President Trump’s curt cutting loose incumbent U.S. Attorneys reminds me of the times I’ve been on both sides of the equation, and how flawed the firing process can be.
First, getting fired but having the firing extinguished.
I was 16, working as a stockboy in the linens and domestics department at the long-ago bankrupt department store S. Klein on Long Island. It was a 20-hour a week after school gig where I stocked the shelves, folded sheets, curtains and table cloths and spelled the sales ladies when they went for their breaks. After my first manager was fired she was replaced by an insane guy named Sam. He had a habit of asking me to find oddball items that never sold and had them marked down to a nickel. He’d have me toss them all in a box and wheel it out to the sales floor on a dolly. Then Sam would stand up on the dolly and holler, “Shoppers! Cheap shit! Just a nickel!” Sam liked me.
So he was a bit put off when I showed up one day and told Sam the store manager let me go with the lame excuse they were “cutting back,” which was B.S. because I was the only linens and domestics stockboy. “Tell him to go screw (didn’t use that word) himself and then punch in and get to work!” Of course, I had been fired and my punch card was removed. I went to the store manager to deliver Sam’s message. I improvised so as not to get tossed out by security and the confused store manager says, “I don’t remember firing you. You’re not fired. Get the hell to work…and punch in!”
The next time I was exposed to the firing process was the first time I had to let someone go. I was the program director at an upstate New York radio station and decided it was time to let go our evening announcer who not only sucked, he engaged in what I would call greasy kissing. You see he and his girlfriend would enjoy the greasiest, oiliest submarine sandwiches during his air shift, then they would lock their highly lubricated lips while the records played.

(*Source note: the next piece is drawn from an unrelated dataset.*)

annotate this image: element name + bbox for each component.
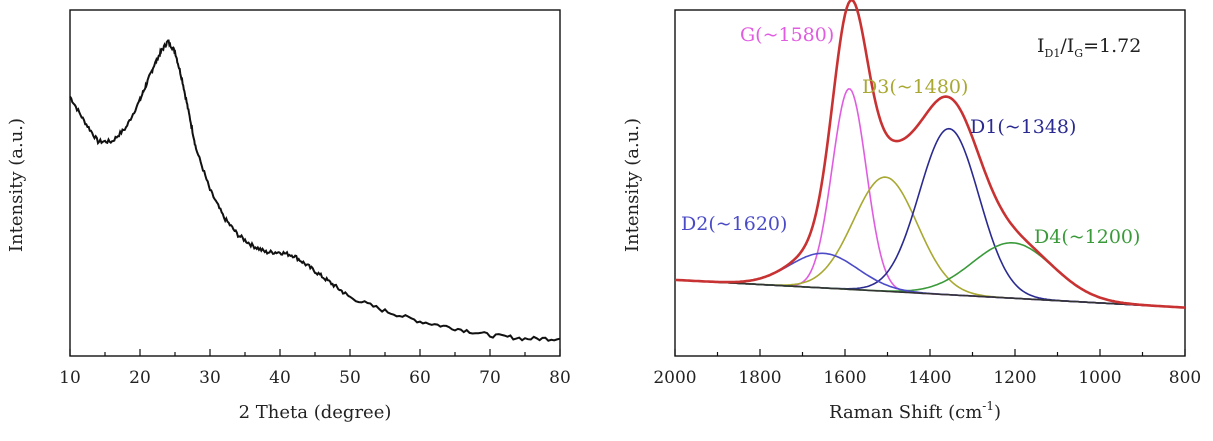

He didn’t bother to wipe his hands which caused all the knobs and switches on the control board to be a gross, greasy mess and the studio to stink like a fermenting dumpster. The boy had to go.

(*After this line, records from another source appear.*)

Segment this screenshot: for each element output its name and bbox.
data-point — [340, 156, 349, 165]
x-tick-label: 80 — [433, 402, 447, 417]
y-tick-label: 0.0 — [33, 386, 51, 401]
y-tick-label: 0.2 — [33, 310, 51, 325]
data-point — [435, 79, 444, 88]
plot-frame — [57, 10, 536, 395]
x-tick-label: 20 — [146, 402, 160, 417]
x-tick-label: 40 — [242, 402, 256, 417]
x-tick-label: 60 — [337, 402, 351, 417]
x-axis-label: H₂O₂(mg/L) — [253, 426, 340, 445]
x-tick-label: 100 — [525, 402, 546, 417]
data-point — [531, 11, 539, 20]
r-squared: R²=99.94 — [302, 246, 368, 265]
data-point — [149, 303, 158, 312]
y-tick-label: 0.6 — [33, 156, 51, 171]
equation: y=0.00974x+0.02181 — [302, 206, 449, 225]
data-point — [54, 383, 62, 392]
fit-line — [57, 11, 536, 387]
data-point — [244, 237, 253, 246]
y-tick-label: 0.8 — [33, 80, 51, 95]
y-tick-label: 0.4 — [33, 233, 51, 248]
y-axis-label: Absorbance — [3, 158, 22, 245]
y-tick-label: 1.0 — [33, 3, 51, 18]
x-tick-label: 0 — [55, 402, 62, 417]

This was my first firing so naturally I was nervous. I had it all planned. Had my “script” down pat. Was going to tell him his air product was not up to snuff and that was compounded by his disgusting eating habits and so the general manager and I agreed it was time to part ways. I followed this plan to the letter. Instead of him being upset or fighting for his job he responds, “so you’re cutting costs and need to trim the announcing staff. I understand completely and I appreciate the opportunity to work here.” Huh? Tell me I’m an asshole! Fight for your job! Instead, the guy masterfully makes up on the fly a totally false rationalization and walks out. Took us three days to clean the grease off the board and the smell of onions in the studio.
A few months later at the same station I got out the knife again. This time to fire the morning news guy. He had this idiotic habit of leading the news with the latest ski report. When I called him on it he argued “people wanna know the conditions!” This one was quick. “We’re letting you go based on your poor performance and lack of adequate news judgement.” He just shook his head and muttered something with the word “asshole” in it as he left which I totally understood, under the circumstances. Of course, this is long before I started skiing and now wish newscasts would lead with the latest conditions.
Late in the 1980’s at CNN, we managers were treated to a two-day seminar on how to fire people. Not how to save or rescue employees, but how to get them the hell out of the building without us being sued. The process involved the now discredited method called “progressive discipline.” This mainly consisted of telling someone they did something wrong and if they do it again something bad could happen. Then when they do it again you tell them something worse could happen. Third offense, you tell them the worst IS happening and they were out the door. You can see how this motivated employees to raise their performance by constantly worrying about the lowering boom rather than concentrating on the work at hand.
Several years later the authors of a book entitled “Abolishing Performance Appraisals” paid me a visit to pitch a story on their book. I still have the book. Its premise is simple. Performance appraisals are for the most part bullshit and never contribute to improving an employee’s performance. Here’s how it works. An employee’s raise or bonus is often tied to the final score on his or her evaluation. Knowing this, the manager decides in advance how much money the employee should get and finagles the evaluation so the score matches the desired pay increase or bonus, or rigs it low enough to warrant canning their butt.
The best way of evaluating an employee is to keep track of their work on a daily basis. Something’s right? Give ‘em some praise. Not good enough? Take immediate corrective action. Have honest conversations several times during the year, not just during the specified evaluation period. You know what? If you’ve been honest enough all along, the inadequate employee will know they’re gone before you even tell them.
Then again, Henry Ford II didn’t waste a lot of time or thought when he decided to can Lee Iaccoca in 1978 telling him, “sometimes you just don’t like somebody.”